Pendapat Mayoritas ahli-ahli hukum Islam

Asas umum bahwa objek akad harus dapat dipastikan bisa diserahkan atau dilaksanakan adalah hasil penyimplan menurut beberapa ahli hukum Hambali. Para ahli hukum Islam berbeda pendapat dalam menyimpulkan asas hukum dari kedua hadist diatas dan hadist lain yang serupa berbeda dengan penegasan yang dibuat diatas, mayoritas ahli-ahli hukum islam menyimpulkan syarat umum akad dari hadist-hadist diatas, yaitu  objek akad harus ada pada waktu akad ditutup. Pernyataan paling tegas mengenai ini dikemukakan oleh Al-kasanih (W. 587/1190), ahli hukum Hanafi, ‘ adapun syarat yang berkaitan dengan objek aka dada beberapa macam, diantaranya adalah bahwa objek itu ada pada wakt akad ditutup, sehingga tidak terjadi akad jual beli barang yang tidak ada atau barang yang berisiko menjadi tidak ada.’Asy-Syirazi (W. 576/1083), ahli hukum Syafi’I, mengatakan, “tidak dibenarkan jual beli objek yang tidak ada, seperti buah yang belum jadi berdasarkan alasan hadir riwayat Abu Hurairah bahwa Nabi Saw. Melarang jal beli garar, dan ytang dimaksud dengan garar adalah sesuat yang tidak dapat dipastikan perihalnya dan tidak diketahui kelanjutannya”.

Pandangan Mazhab Hambali

Dalam hal ini, penafsiran Mazhab Hambali, seperti dikemukakan oleh Ibn Taimiyyah (W. 728/1328) dan muridnya, Ibn Al-Qayyim (W. 751/1350),  lebih responsive terhadap kepentingan hukum masyarakat. Menurut kedua ahli hukum Hambali ini, asas bahwa akad jual beli barang yang tidak ada pada saat pentupan akad adalah tidak sah harus ditolak, karena tidak ada didalam Al-Qur’an dan Sunnah Nabi Saw, maupun dalam pernyataan para sahabatnya larangan jal beli objek yang belum ada. Yang ada didalam sunnah Nabi Saw adalah larangan jual beli beberapa barang yang belum ada dan jga larangan jual beli beberapa barang yang sudah ada. Alasan hukum (‘illat, causa legis ) larangan tersebut bukan tidak adanya barang tersebut pada waktu penutupan perjanjian, tetapi yang tercantum dalam sunnah Nabi Saw adalah larangan jual beli objek yang bersiafat garar, yaitu objek yang tidak bisa dipastikan dapat diserahkan kepada pembeli, baik bedanya ada maupun tidak ada.

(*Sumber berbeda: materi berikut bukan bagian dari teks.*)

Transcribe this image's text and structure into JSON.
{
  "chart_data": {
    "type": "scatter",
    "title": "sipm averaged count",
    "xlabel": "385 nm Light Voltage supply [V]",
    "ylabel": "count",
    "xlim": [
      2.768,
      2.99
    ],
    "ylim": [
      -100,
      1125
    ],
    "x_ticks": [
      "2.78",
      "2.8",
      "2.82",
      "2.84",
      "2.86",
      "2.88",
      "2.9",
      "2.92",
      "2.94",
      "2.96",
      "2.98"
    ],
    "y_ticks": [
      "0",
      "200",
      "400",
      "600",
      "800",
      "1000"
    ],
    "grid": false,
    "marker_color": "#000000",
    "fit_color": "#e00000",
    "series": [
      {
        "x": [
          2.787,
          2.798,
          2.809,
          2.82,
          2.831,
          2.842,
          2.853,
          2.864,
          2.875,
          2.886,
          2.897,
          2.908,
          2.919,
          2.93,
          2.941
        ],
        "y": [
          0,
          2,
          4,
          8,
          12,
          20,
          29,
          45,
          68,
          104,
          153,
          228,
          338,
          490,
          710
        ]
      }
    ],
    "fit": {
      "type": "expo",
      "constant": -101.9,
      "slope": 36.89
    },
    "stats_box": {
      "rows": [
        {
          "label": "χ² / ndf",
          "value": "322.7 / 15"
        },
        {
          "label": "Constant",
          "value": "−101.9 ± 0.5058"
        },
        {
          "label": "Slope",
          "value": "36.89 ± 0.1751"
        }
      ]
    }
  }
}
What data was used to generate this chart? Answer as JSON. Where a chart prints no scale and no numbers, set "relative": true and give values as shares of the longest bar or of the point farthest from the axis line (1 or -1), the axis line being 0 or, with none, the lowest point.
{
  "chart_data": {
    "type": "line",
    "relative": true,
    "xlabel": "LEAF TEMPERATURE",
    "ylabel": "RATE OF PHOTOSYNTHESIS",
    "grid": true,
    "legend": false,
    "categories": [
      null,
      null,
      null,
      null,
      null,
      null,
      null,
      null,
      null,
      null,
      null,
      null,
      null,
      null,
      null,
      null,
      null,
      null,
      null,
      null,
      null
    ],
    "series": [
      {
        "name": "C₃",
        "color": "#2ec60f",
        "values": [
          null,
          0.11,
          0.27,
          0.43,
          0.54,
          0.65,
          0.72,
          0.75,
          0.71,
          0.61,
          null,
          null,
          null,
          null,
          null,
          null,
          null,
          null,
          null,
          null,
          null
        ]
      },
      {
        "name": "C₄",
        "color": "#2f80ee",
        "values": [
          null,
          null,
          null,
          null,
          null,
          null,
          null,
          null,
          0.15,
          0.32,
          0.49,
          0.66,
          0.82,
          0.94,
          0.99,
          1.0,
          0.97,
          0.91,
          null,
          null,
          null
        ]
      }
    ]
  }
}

  1. Menurut beberapa Hadist Nabi Saw antara lain adalah
  2. Hadist Hakim Ibn Hizam yang menyatakan bahwa Nabi Saw bersabda, jangan engkau menjual barang yang tidak ada padamu (HR. An-Nasa’i)
  3. Hadist Abu Hurairah yang mengatakan : Rasulullah Saw, melarang jual beli lempar krikil dan jual beli garar.